I have been further advised by the Inspector of Election that a majority of the votes cast were in favor of the ratification of the appointment of Ernst & Young to act as the company's independent registered public accounting firm. Accordingly, the ratification of the appointment of Ernst & Young as the company's independent registered public accounting firm for the fiscal year ending December 31, 2020, has been approved. I have been further advised by the Inspector of Election that a majority of the votes cast were in favor of the Sorrento Therapeutics 2020 Employee Stock Purchase Plan. Accordingly, the Sorrento Therapeutics 2020 Employee Stock Purchase Plan has been approved.
I have been further advised by the Inspector of Election that a majority of the votes cast were in favor of the amendment to the Sorrento Therapeutics 2019 Stock Incentive Plan to increase the number of shares authorized for issuance thereunder by 12,500,000 shares. Accordingly, the amendment to the Sorrento Therapeutics 2019 Stock Incentive Plan has been approved. Lastly, I have been further advised by the Inspector of Election that both a majority of the votes cast and a majority of the votes cast by holders of shares of common stock that are not beneficially owned directly or indirectly by Dr. Henry Ji were in favor of the CEO Performance Award for Dr. Henry Ji. Accordingly, the CEO Performance Award for Dr. Henry Ji has been approved.
The Inspector of Election has indicated that he will furnish me with a written report of the final vote count with respect to the matters voted on today. A final tally of the votes will be published in a current report on Form 8-K filed with the Securities and Exchange Commission on or before October 22, 2020.

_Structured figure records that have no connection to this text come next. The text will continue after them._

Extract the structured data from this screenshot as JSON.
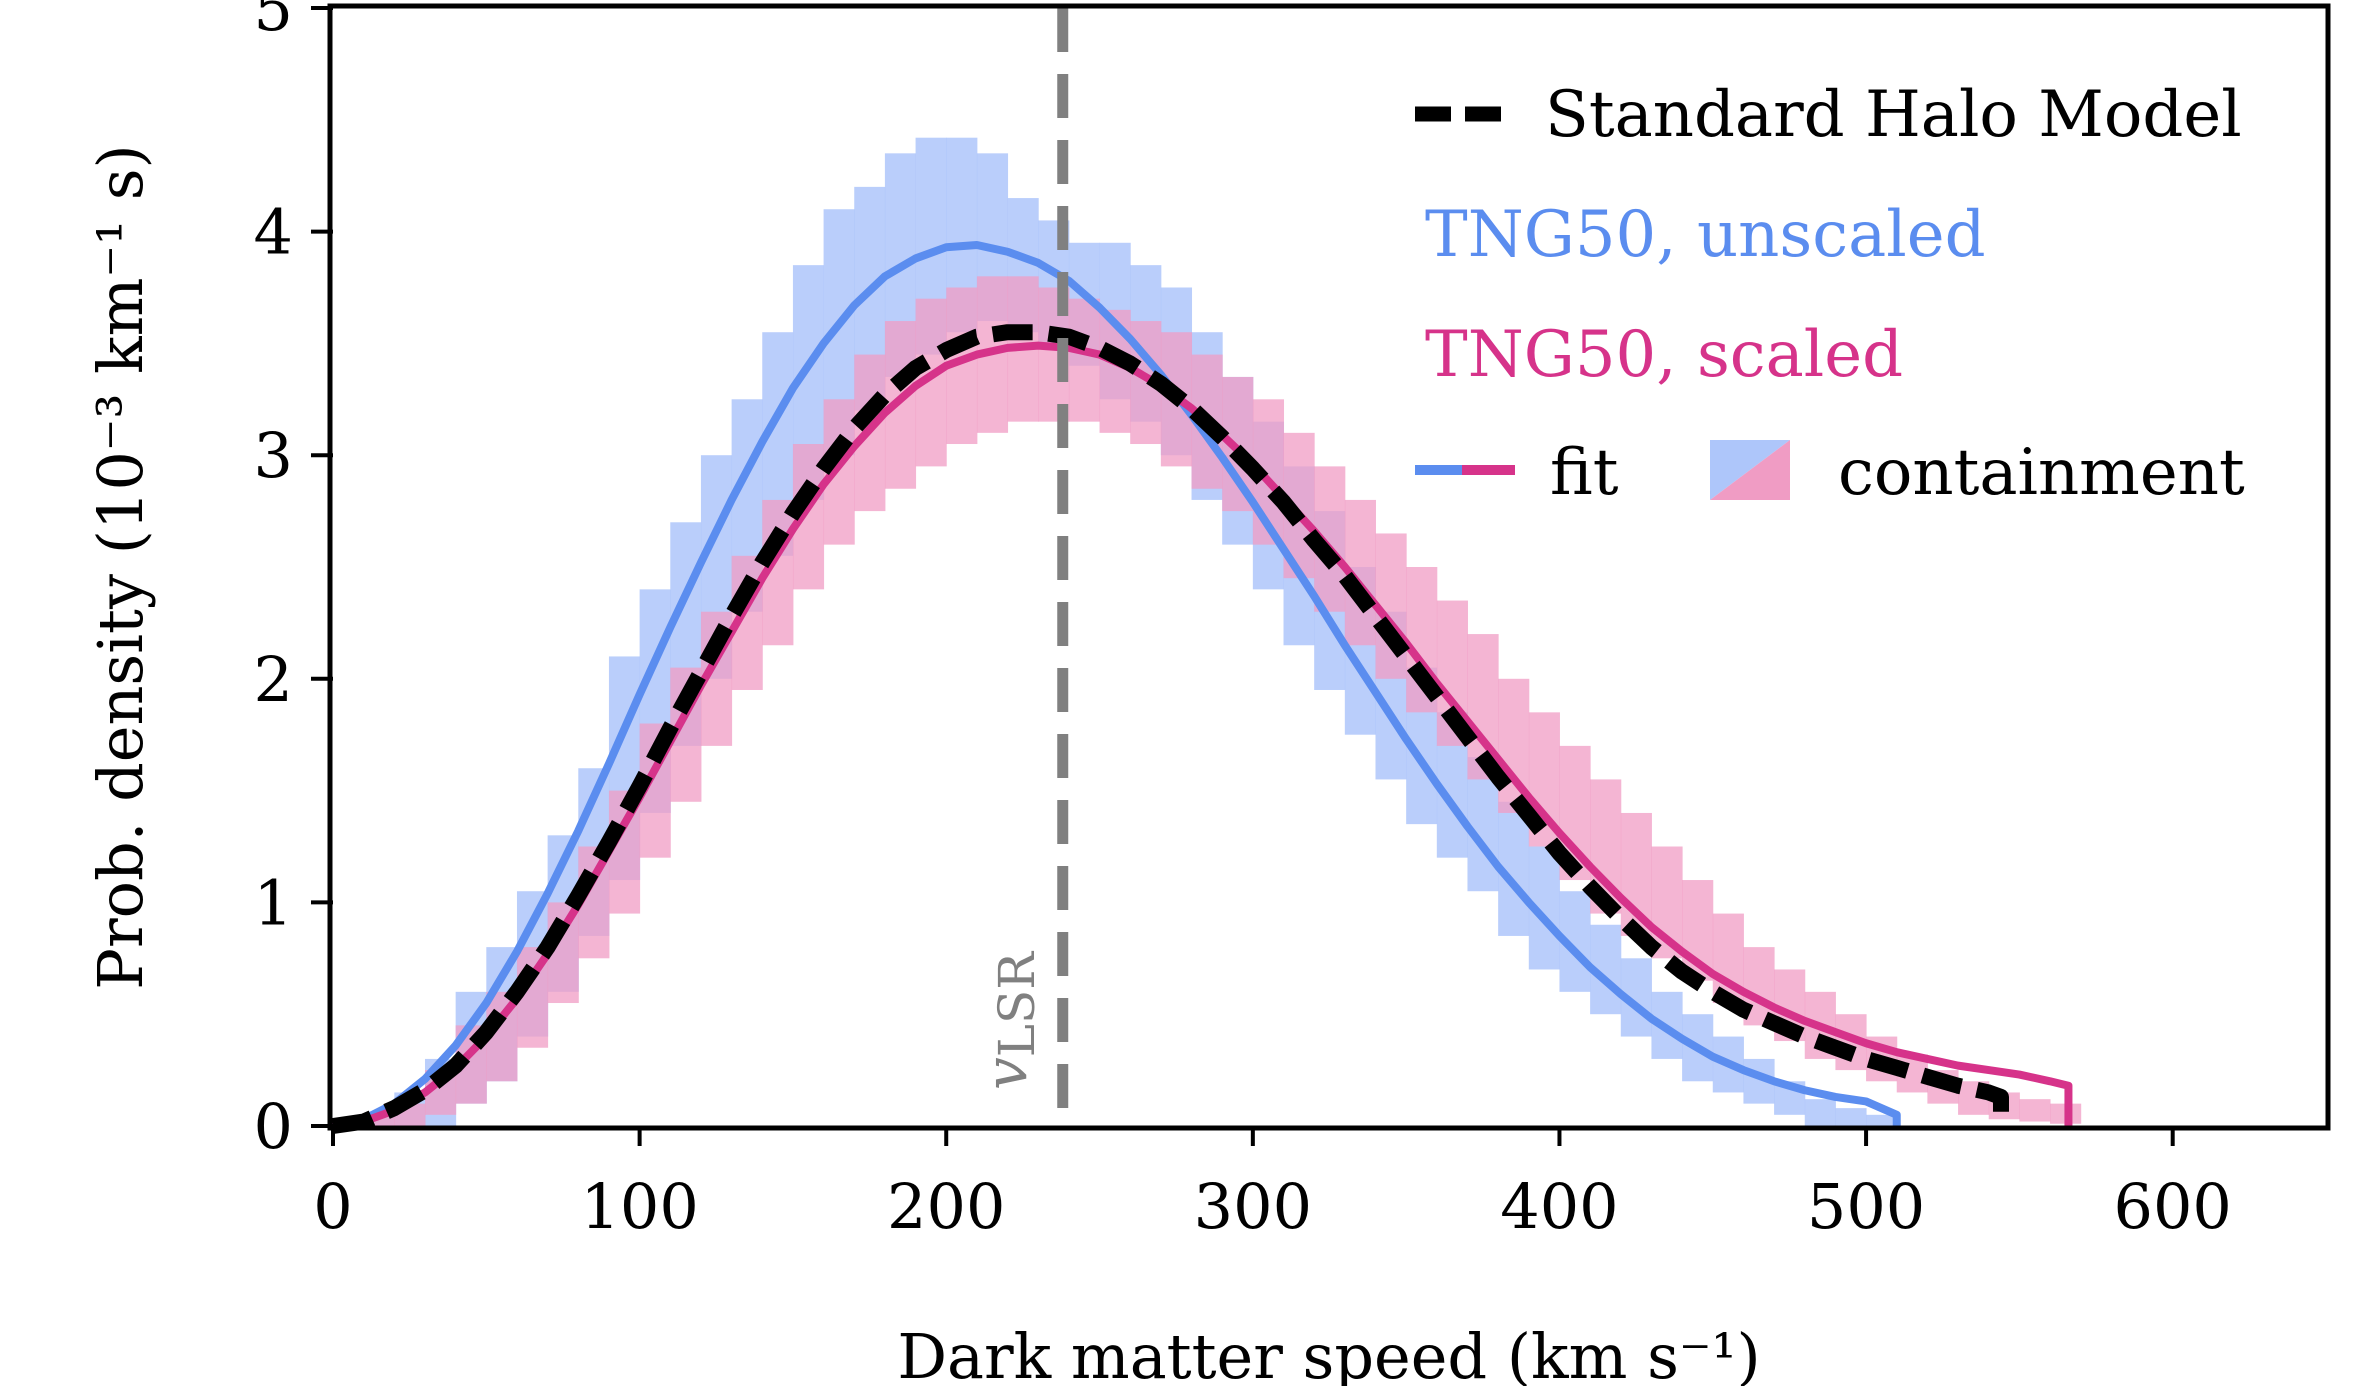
{
  "chart_data": {
    "type": "line",
    "title": "",
    "xlabel": "Dark matter speed (km s⁻¹)",
    "ylabel": "Prob. density (10⁻³ km⁻¹ s)",
    "xlim": [
      0,
      650
    ],
    "ylim": [
      0,
      5
    ],
    "xticks": [
      0,
      100,
      200,
      300,
      400,
      500,
      600
    ],
    "yticks": [
      0,
      1,
      2,
      3,
      4,
      5
    ],
    "xtick_labels": [
      "0",
      "100",
      "200",
      "300",
      "400",
      "500",
      "600"
    ],
    "ytick_labels": [
      "0",
      "1",
      "2",
      "3",
      "4",
      "5"
    ],
    "grid": false,
    "legend_position": "top-right",
    "vline": {
      "x": 238,
      "label": "v",
      "label_subscript": "LSR",
      "color": "#808080"
    },
    "series": [
      {
        "name": "Standard Halo Model",
        "style": "dashed",
        "color": "#000000",
        "x": [
          10,
          20,
          30,
          40,
          50,
          60,
          70,
          80,
          90,
          100,
          110,
          120,
          130,
          140,
          150,
          160,
          170,
          180,
          190,
          200,
          210,
          220,
          230,
          240,
          250,
          260,
          270,
          280,
          290,
          300,
          310,
          320,
          330,
          340,
          350,
          360,
          370,
          380,
          390,
          400,
          410,
          420,
          430,
          440,
          450,
          460,
          470,
          480,
          490,
          500,
          510,
          520,
          530,
          540,
          544
        ],
        "y": [
          0.02,
          0.08,
          0.16,
          0.27,
          0.42,
          0.6,
          0.8,
          1.03,
          1.27,
          1.52,
          1.78,
          2.03,
          2.28,
          2.52,
          2.74,
          2.94,
          3.12,
          3.27,
          3.39,
          3.47,
          3.53,
          3.55,
          3.55,
          3.53,
          3.48,
          3.41,
          3.32,
          3.21,
          3.08,
          2.94,
          2.79,
          2.62,
          2.46,
          2.28,
          2.1,
          1.92,
          1.74,
          1.56,
          1.39,
          1.22,
          1.07,
          0.93,
          0.8,
          0.69,
          0.6,
          0.52,
          0.46,
          0.4,
          0.35,
          0.3,
          0.26,
          0.22,
          0.18,
          0.15,
          0.13
        ]
      },
      {
        "name": "TNG50, unscaled",
        "style": "solid",
        "color": "#5b8def",
        "x": [
          10,
          20,
          30,
          40,
          50,
          60,
          70,
          80,
          90,
          100,
          110,
          120,
          130,
          140,
          150,
          160,
          170,
          180,
          190,
          200,
          210,
          220,
          230,
          240,
          250,
          260,
          270,
          280,
          290,
          300,
          310,
          320,
          330,
          340,
          350,
          360,
          370,
          380,
          390,
          400,
          410,
          420,
          430,
          440,
          450,
          460,
          470,
          480,
          490,
          500,
          510
        ],
        "y": [
          0.03,
          0.1,
          0.21,
          0.36,
          0.55,
          0.78,
          1.04,
          1.32,
          1.62,
          1.93,
          2.23,
          2.52,
          2.8,
          3.06,
          3.3,
          3.5,
          3.67,
          3.8,
          3.88,
          3.93,
          3.94,
          3.91,
          3.86,
          3.78,
          3.66,
          3.52,
          3.36,
          3.18,
          2.99,
          2.79,
          2.58,
          2.37,
          2.15,
          1.94,
          1.73,
          1.53,
          1.34,
          1.16,
          1.0,
          0.85,
          0.71,
          0.59,
          0.48,
          0.39,
          0.31,
          0.25,
          0.2,
          0.16,
          0.13,
          0.11,
          0.05
        ]
      },
      {
        "name": "TNG50, scaled",
        "style": "solid",
        "color": "#d6338a",
        "x": [
          10,
          20,
          30,
          40,
          50,
          60,
          70,
          80,
          90,
          100,
          110,
          120,
          130,
          140,
          150,
          160,
          170,
          180,
          190,
          200,
          210,
          220,
          230,
          240,
          250,
          260,
          270,
          280,
          290,
          300,
          310,
          320,
          330,
          340,
          350,
          360,
          370,
          380,
          390,
          400,
          410,
          420,
          430,
          440,
          450,
          460,
          470,
          480,
          490,
          500,
          510,
          520,
          530,
          540,
          550,
          560,
          566
        ],
        "y": [
          0.02,
          0.07,
          0.15,
          0.26,
          0.4,
          0.57,
          0.77,
          0.99,
          1.23,
          1.47,
          1.72,
          1.97,
          2.21,
          2.45,
          2.67,
          2.87,
          3.04,
          3.19,
          3.31,
          3.4,
          3.45,
          3.48,
          3.49,
          3.48,
          3.45,
          3.39,
          3.31,
          3.21,
          3.09,
          2.96,
          2.81,
          2.66,
          2.5,
          2.33,
          2.16,
          1.98,
          1.81,
          1.64,
          1.47,
          1.31,
          1.16,
          1.02,
          0.89,
          0.78,
          0.68,
          0.6,
          0.53,
          0.47,
          0.42,
          0.37,
          0.33,
          0.3,
          0.27,
          0.25,
          0.23,
          0.2,
          0.18
        ]
      }
    ],
    "bands": [
      {
        "name": "TNG50, unscaled containment",
        "color": "#aec6fa",
        "bin_width": 10,
        "x_start": 10,
        "lower": [
          0.0,
          0.0,
          0.0,
          0.1,
          0.2,
          0.4,
          0.6,
          0.85,
          1.1,
          1.4,
          1.7,
          2.0,
          2.3,
          2.55,
          2.8,
          3.0,
          3.2,
          3.35,
          3.45,
          3.55,
          3.6,
          3.55,
          3.5,
          3.4,
          3.25,
          3.15,
          3.0,
          2.8,
          2.6,
          2.4,
          2.15,
          1.95,
          1.75,
          1.55,
          1.35,
          1.2,
          1.05,
          0.85,
          0.7,
          0.6,
          0.5,
          0.4,
          0.3,
          0.2,
          0.15,
          0.1,
          0.05,
          0.0,
          0.0,
          0.0
        ],
        "upper": [
          0.05,
          0.15,
          0.3,
          0.6,
          0.8,
          1.05,
          1.3,
          1.6,
          2.1,
          2.4,
          2.7,
          3.0,
          3.25,
          3.55,
          3.85,
          4.1,
          4.2,
          4.35,
          4.42,
          4.42,
          4.35,
          4.15,
          4.05,
          3.95,
          3.95,
          3.85,
          3.75,
          3.55,
          3.35,
          3.15,
          2.95,
          2.75,
          2.5,
          2.3,
          2.05,
          1.85,
          1.65,
          1.45,
          1.25,
          1.05,
          0.9,
          0.75,
          0.6,
          0.5,
          0.4,
          0.3,
          0.2,
          0.12,
          0.08,
          0.05
        ]
      },
      {
        "name": "TNG50, scaled containment",
        "color": "#f09cc4",
        "bin_width": 10,
        "x_start": 10,
        "lower": [
          0.0,
          0.0,
          0.05,
          0.1,
          0.2,
          0.35,
          0.55,
          0.75,
          0.95,
          1.2,
          1.45,
          1.7,
          1.95,
          2.15,
          2.4,
          2.6,
          2.75,
          2.85,
          2.95,
          3.05,
          3.1,
          3.15,
          3.15,
          3.15,
          3.1,
          3.05,
          2.95,
          2.85,
          2.75,
          2.6,
          2.45,
          2.3,
          2.15,
          2.0,
          1.85,
          1.7,
          1.55,
          1.4,
          1.25,
          1.1,
          0.95,
          0.85,
          0.75,
          0.65,
          0.55,
          0.45,
          0.38,
          0.3,
          0.25,
          0.2,
          0.15,
          0.1,
          0.05,
          0.03,
          0.02,
          0.01
        ],
        "upper": [
          0.05,
          0.1,
          0.25,
          0.45,
          0.6,
          0.8,
          1.0,
          1.25,
          1.5,
          1.8,
          2.05,
          2.3,
          2.55,
          2.8,
          3.05,
          3.25,
          3.45,
          3.6,
          3.7,
          3.75,
          3.8,
          3.8,
          3.75,
          3.7,
          3.65,
          3.6,
          3.55,
          3.45,
          3.35,
          3.25,
          3.1,
          2.95,
          2.8,
          2.65,
          2.5,
          2.35,
          2.2,
          2.0,
          1.85,
          1.7,
          1.55,
          1.4,
          1.25,
          1.1,
          0.95,
          0.8,
          0.7,
          0.6,
          0.5,
          0.4,
          0.32,
          0.25,
          0.2,
          0.15,
          0.12,
          0.1
        ]
      }
    ],
    "legend": [
      {
        "label": "Standard Halo Model",
        "color": "#000000"
      },
      {
        "label": "TNG50, unscaled",
        "color": "#5b8def"
      },
      {
        "label": "TNG50, scaled",
        "color": "#d6338a"
      },
      {
        "label": "fit",
        "color": "#000000"
      },
      {
        "label": "containment",
        "color": "#000000"
      }
    ]
  }
}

Thank you, Brian. Please include the Inspector of Election's written report of the final vote count in the minutes of today's meeting. There being no further business to come before the meeting, the 2020 Annual Meeting of stockholders of Sorrento Therapeutics is now adjourned. Now, we would like to answer some of stockholders' questions that we received today in the web portal. Please note, we will attempt to answer as many questions as time allows, but only questions that are relevant to the meeting will be addressed. For questions about our R&D pipeline and the clinical programs, please visit Sorrento's website to view our corporate presentation and additional information. Will the Secretary please advise if we have any questions?
Thank you, Henry. We have no questions for purposes that relate to this meeting at this time. As such, this concludes our Q&A session.
Thank you all for attending today's meeting and for your continued support of Sorrento Therapeutics. Have a great day and a weekend.
This now concludes the meeting. Thank you for joining and have a pleasant day.